Erste gemeinsame Vorstandssitzung der KSR Rastatt und Ortenau

Bühl (hr) – Bei Gesprächen am Rande des Landesverkehrstags in Offenburg stellten die Vorsitzenden der Kreisseniorenräte (KSR) von Rastatt und der Ortenau fest, es gibt viele Überschneidungen in der Seniorenarbeit, wovon manche besser gemeinsam angegangen werden sollten. Die beiden Vorsitzenden vereinbarten eine gemeinsame Sitzung der Vorstände, die nun in den Räumen des DRK-Kreisverbands Bühl stattgefunden hat.

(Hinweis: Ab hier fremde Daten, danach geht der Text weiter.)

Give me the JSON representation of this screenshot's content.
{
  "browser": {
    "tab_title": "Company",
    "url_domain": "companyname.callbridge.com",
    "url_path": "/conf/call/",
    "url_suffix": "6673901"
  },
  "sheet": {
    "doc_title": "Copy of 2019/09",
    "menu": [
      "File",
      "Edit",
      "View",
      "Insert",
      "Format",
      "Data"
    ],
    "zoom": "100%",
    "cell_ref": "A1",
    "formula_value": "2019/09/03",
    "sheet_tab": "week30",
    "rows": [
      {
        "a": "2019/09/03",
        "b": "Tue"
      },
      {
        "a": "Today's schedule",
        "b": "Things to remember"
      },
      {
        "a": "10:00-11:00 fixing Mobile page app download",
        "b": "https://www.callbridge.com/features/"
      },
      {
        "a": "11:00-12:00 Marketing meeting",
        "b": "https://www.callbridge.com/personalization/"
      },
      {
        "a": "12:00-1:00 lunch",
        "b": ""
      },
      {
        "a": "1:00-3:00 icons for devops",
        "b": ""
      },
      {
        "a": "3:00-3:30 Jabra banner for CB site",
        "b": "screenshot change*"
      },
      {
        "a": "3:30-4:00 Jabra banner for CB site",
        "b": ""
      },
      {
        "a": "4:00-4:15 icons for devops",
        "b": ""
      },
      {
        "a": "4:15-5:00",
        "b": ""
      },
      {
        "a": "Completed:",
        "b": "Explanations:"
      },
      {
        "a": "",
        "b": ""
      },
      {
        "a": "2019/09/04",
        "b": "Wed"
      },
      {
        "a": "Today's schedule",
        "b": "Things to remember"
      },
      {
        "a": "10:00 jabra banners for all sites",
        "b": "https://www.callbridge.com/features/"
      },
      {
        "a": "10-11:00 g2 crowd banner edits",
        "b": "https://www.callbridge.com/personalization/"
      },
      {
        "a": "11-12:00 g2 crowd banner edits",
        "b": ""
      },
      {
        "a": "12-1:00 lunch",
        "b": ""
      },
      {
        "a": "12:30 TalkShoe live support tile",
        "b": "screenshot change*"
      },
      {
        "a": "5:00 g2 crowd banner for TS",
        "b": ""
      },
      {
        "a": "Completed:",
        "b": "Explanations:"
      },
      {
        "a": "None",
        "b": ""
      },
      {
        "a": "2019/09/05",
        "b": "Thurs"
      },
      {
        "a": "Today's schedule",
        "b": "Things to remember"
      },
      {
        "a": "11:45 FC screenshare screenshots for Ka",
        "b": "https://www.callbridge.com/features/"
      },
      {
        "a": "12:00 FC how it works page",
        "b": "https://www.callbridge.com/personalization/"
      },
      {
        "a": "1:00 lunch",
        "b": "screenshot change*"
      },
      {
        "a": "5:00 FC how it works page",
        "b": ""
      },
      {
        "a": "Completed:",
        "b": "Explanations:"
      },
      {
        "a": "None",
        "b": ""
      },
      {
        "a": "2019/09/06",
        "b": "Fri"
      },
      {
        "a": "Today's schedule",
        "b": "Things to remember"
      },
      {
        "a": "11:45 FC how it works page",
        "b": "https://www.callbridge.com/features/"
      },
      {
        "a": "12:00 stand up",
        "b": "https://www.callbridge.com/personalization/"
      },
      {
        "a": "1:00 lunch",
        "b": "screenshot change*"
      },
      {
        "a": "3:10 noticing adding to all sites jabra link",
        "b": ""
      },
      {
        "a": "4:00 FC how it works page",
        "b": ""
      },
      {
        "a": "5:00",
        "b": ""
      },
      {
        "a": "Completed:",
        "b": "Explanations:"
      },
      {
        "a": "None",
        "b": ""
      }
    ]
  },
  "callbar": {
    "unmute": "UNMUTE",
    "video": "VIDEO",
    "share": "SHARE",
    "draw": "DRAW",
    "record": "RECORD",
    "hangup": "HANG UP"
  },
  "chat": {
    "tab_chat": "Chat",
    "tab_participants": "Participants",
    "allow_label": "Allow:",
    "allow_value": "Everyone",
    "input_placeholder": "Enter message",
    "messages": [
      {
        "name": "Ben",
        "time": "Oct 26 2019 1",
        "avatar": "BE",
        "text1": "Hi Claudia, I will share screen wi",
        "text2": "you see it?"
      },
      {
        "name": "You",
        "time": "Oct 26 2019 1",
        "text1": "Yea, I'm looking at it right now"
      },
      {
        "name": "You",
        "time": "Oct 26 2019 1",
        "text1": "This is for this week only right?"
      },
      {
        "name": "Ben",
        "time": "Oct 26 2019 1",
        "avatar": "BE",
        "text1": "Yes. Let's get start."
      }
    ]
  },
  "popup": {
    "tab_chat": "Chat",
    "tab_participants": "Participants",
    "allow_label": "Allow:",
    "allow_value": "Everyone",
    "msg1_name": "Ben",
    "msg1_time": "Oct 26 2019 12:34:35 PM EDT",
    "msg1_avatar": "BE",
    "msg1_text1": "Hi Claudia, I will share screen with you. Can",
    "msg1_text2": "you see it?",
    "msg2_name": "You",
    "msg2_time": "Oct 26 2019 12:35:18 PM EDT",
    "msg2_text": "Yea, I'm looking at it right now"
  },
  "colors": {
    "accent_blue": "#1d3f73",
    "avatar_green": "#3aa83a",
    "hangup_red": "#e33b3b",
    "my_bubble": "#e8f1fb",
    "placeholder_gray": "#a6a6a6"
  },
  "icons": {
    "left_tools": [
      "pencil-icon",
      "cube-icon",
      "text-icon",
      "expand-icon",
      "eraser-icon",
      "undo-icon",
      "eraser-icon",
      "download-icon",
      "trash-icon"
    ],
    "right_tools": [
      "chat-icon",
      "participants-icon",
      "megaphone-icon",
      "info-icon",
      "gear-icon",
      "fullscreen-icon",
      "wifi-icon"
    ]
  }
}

Der Ortenaukreis ist mit 1 861 Quadratkilometer (Rastatt 739) der flächenmäßig größte Landkreis in Baden-Württemberg, hat rund 430 000 (232 000) Einwohner in 53 (23) Städten und Gemeinden. Der KSR Ortenau wurde 1984 (2004) gegründet und hat aktuell 162 (66) Mitglieder. Während alle Städte und Gemeinden im Landkreis Rastatt Mitglied im KSR sind, sind es im Ortenaukreis nur rund die Hälfte. Besonders beeindruckt hat die Rastatter Vorstandsmitglieder, dass der KSR Ortenau im Landratsamt eine Geschäftsstelle mit hauptamtlichem Personal hat und in Zusammenarbeit mit einem Verlag monatlich eine eigene Zeitschrift „senioren aktuell ortenau“ mit einer Auflage von 6.700 Exemplaren herausgibt, die kostenfrei an alle Altenwerke und Seniorenorganisationen im Ortenaukreis verteilt wird. Die Ortenauer Vorstandsmitglieder waren von der Präsentation der geplanten Ausbildung zum mobilen Wohnberater, den Alterssimulationsanzügen und dem Rollstuhl/Rollator-Trainingsparcours beeindruckt.
Nach einer angeregten Diskussion waren sich die Teilnehmer einig, die Arbeit wird den Seniorenräten, insbesondere im ländlichen Raum nicht ausgehen. Als Beispiele wurde unter anderem die zunehmende Vereinsamung der Senioren, viele leben allein im Haus oder in der Wohnung, haben keine Angehörigen in der Gemeinde mehr und kaum noch kommunikative Kontakte. Weitere brandheiße Themen sind aus Sicht der Räte die Versorgung mit Dingen des täglichen Bedarfs, die nicht immer taugliche Infrastruktur für Menschen mit eingeschränkter Mobilität, die lückenhafte Versorgung im Gesundheitsbereich und fehlende Hilfe beim Wechsel von der analogen in die digitale Welt. Einstimmig beschlossen sie, die gemeinsame Vorstandssitzung jährlich wechselseitig zu wiederholen.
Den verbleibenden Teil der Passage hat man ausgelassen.